I grew up primarily with my father, and if he thought there was anything I couldn't do, he failed to ever mention that. As a result, it wasn't until I was an adult that I realized sexism was alive and well in some quarters. Truthfully, I'm not much of a feminist, but I do believe in Gender Equality as a way of life. Having all choices available to both genders. Equal pay for equal work. Not subscribing to traditional gender roles for society as a whole. I don't think it particularly matters what it is you choose to do, but having the choices is key.
Which leads me to my driveway, naturally. When we bought this house, with its three car garage, we looked forward to the snowy months when we would no longer be scraping cars in the early morning hours. We failed to factor in that, instead, we'd be shoveling the driveway. It was a trade-off and one well worth it. Shoveling snow is good cardiovascular exercise, whereas scraping off a car involves huddling miserably in the snow.
When we moved here, the people who owned this house before us gave us a tutorial on the pool, as well as telling me about our next door neighbors on both sides. Francine (not her real name), my neighbor to the East, is a widow. She's somewhere around seventy-five-years-old and her husband had died not long after they had moved in.
"We take care of her walks and drive for her when it snows," the former owner informed me, "maybe your husband or son could continue the tradition?"
I managed not to shoot the man a disgusted glare. In this household, I'm the one most likely to be home during the day. I'm the one most likely to be wielding a snow shovel. Hey, I work out. Lift with your legs, and all that. Goooooo endorphins.
"Sure, we can take care of that," was all I said in reply. I was rather proud of the amount of restraint I had shown. Normally I'd read someone the riot act over such an assumption, or at least let them know what was what. Why, I must be mellowing, I thought, with a self-congratulatory smile.
Today as the snow falls heavily, I've been outside shoveling on three occasions. My son is now home, and he'll be taking over, because this much snow calls for teamwork. On my second shoveling I began tackling Francine's walk.
The truth is, I've never really spoken to Francine much. She's a little bit hard of hearing, and will tell you that as soon as you meet. For the most part I wave heartily in her direction, rather than discuss things at a shout. As I made my way to her driveway, Francine popped out of her garage, snow shovel in hand.

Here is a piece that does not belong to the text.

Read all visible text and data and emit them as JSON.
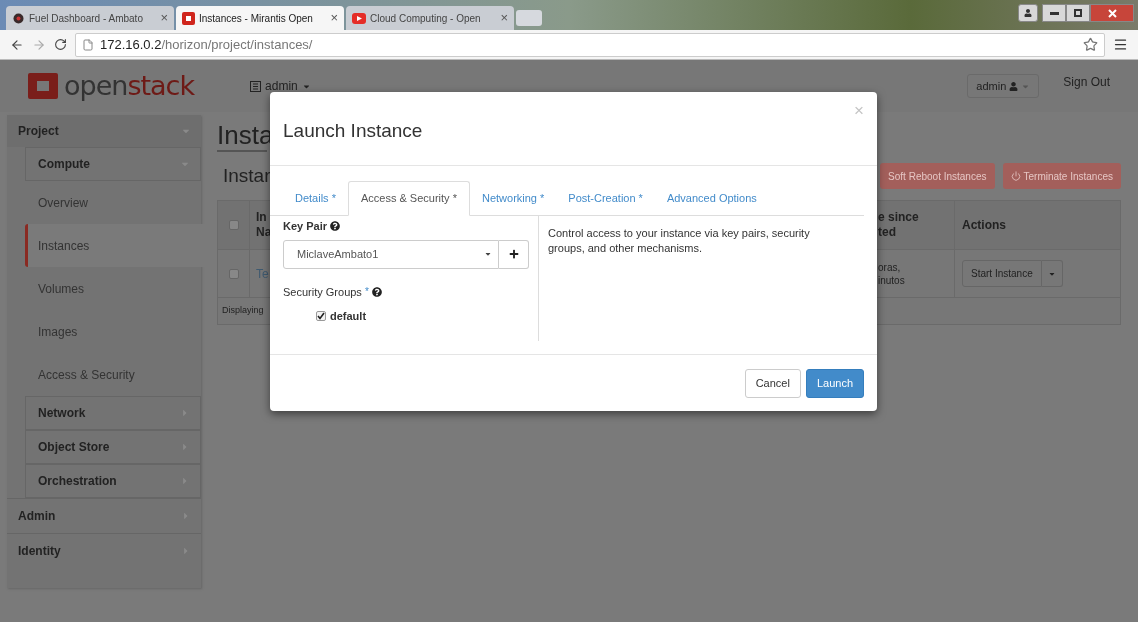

"I've got this," she said, in a loud, cheery voice. Gesturing towards the snow with her shovel.
"Are you sure?" I asked in the accustomed increased volume.

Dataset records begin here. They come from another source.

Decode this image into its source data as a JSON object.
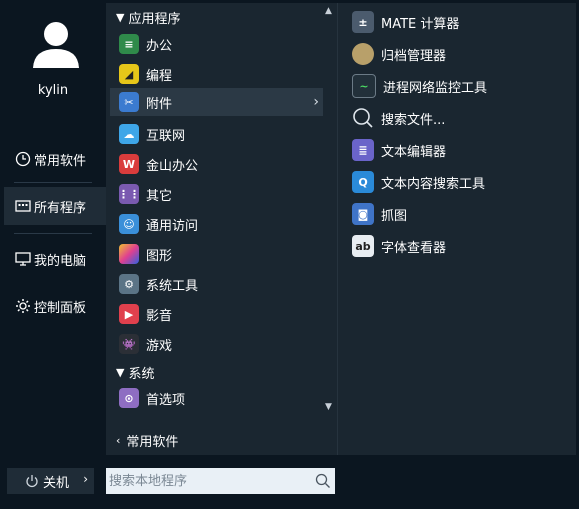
{
  "user": {
    "name": "kylin"
  },
  "nav": [
    {
      "label": "常用软件",
      "icon": "clock-icon"
    },
    {
      "label": "所有程序",
      "icon": "apps-grid-icon"
    },
    {
      "label": "我的电脑",
      "icon": "monitor-icon"
    },
    {
      "label": "控制面板",
      "icon": "gear-icon"
    }
  ],
  "categories": {
    "header": "应用程序",
    "items": [
      {
        "label": "办公",
        "icon": "office-icon",
        "color": "#2f8a4a"
      },
      {
        "label": "编程",
        "icon": "programming-icon",
        "color": "#e6c619"
      },
      {
        "label": "附件",
        "icon": "accessories-icon",
        "color": "#3b7bd0"
      },
      {
        "label": "互联网",
        "icon": "internet-cloud-icon",
        "color": "#3ea6e8"
      },
      {
        "label": "金山办公",
        "icon": "wps-icon",
        "color": "#d93c3c"
      },
      {
        "label": "其它",
        "icon": "other-apps-icon",
        "color": "#7a5ab0"
      },
      {
        "label": "通用访问",
        "icon": "accessibility-icon",
        "color": "#3a8fd9"
      },
      {
        "label": "图形",
        "icon": "graphics-icon",
        "color": "#c94fb8"
      },
      {
        "label": "系统工具",
        "icon": "system-tools-icon",
        "color": "#5b7486"
      },
      {
        "label": "影音",
        "icon": "multimedia-icon",
        "color": "#e0404d"
      },
      {
        "label": "游戏",
        "icon": "games-icon",
        "color": "#2b2f36"
      }
    ],
    "system_header": "系统",
    "system_items": [
      {
        "label": "首选项",
        "icon": "preferences-icon",
        "color": "#8e6dc2"
      }
    ],
    "back_label": "常用软件"
  },
  "apps": [
    {
      "label": "MATE 计算器",
      "icon": "calculator-icon",
      "color": "#4b5b6d"
    },
    {
      "label": "归档管理器",
      "icon": "archive-icon",
      "color": "#b8a06a"
    },
    {
      "label": "进程网络监控工具",
      "icon": "network-monitor-icon",
      "color": "#2f7a3a"
    },
    {
      "label": "搜索文件...",
      "icon": "search-icon",
      "color": "#1a2630"
    },
    {
      "label": "文本编辑器",
      "icon": "text-editor-icon",
      "color": "#6a64c9"
    },
    {
      "label": "文本内容搜索工具",
      "icon": "text-search-icon",
      "color": "#2a8ad8"
    },
    {
      "label": "抓图",
      "icon": "screenshot-icon",
      "color": "#3f74c8"
    },
    {
      "label": "字体查看器",
      "icon": "font-viewer-icon",
      "color": "#e8edf2"
    }
  ],
  "bottom": {
    "shutdown_label": "关机",
    "search_placeholder": "搜索本地程序"
  }
}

"Oh yes! It's good training for my skiing, you know," Francine stooped to begin shoveling and therefore missed the startled look on my face. "We call it the Over the Hill Club. Isn't that great?" I allowed as how that was indeed, great. "I didn't ski when I was younger, but after my husband died, I didn't have a running partner any longer, so I took that up."
Well this was becoming mortifying.
"I'm sorry, David told me you'd need me to take care of your walk and drive." I said, feeling my already pink-face beginning to flush with embarrassment. I'm sure people in the next county must have heard me, as I might have been overcompensating to distract from how flustered I was.
"Oh him," Francine laughed. "He meant well, God love him, but between you and me? He was a bit of sexist."
I laughed ruefully and bid my very fit, very capable neighbor a good day.
The phone was ringing when I walked through the door, and it was my husband telling me he'd soon be home.
"What are you doing?" He asked.
For a moment I considered saying, "Being thoughtlessly ageist and sexist, what are you up to?" but instead I told him that I was making chicken and dumplings for dinner. Even if Crow Pie might have been more fitting.
I set to work chopping some vegetables and couldn't help but laugh. David might have been a bit of a sexist, but I think I accidentally won the 'ism trophy for the day.
After all, in one fell blow, I combined ageism and sexism. Well, I suppose the only way to work on ones faults is to go ahead and recognize them. Admitting them to the internet at large probably is a fitting enough penance.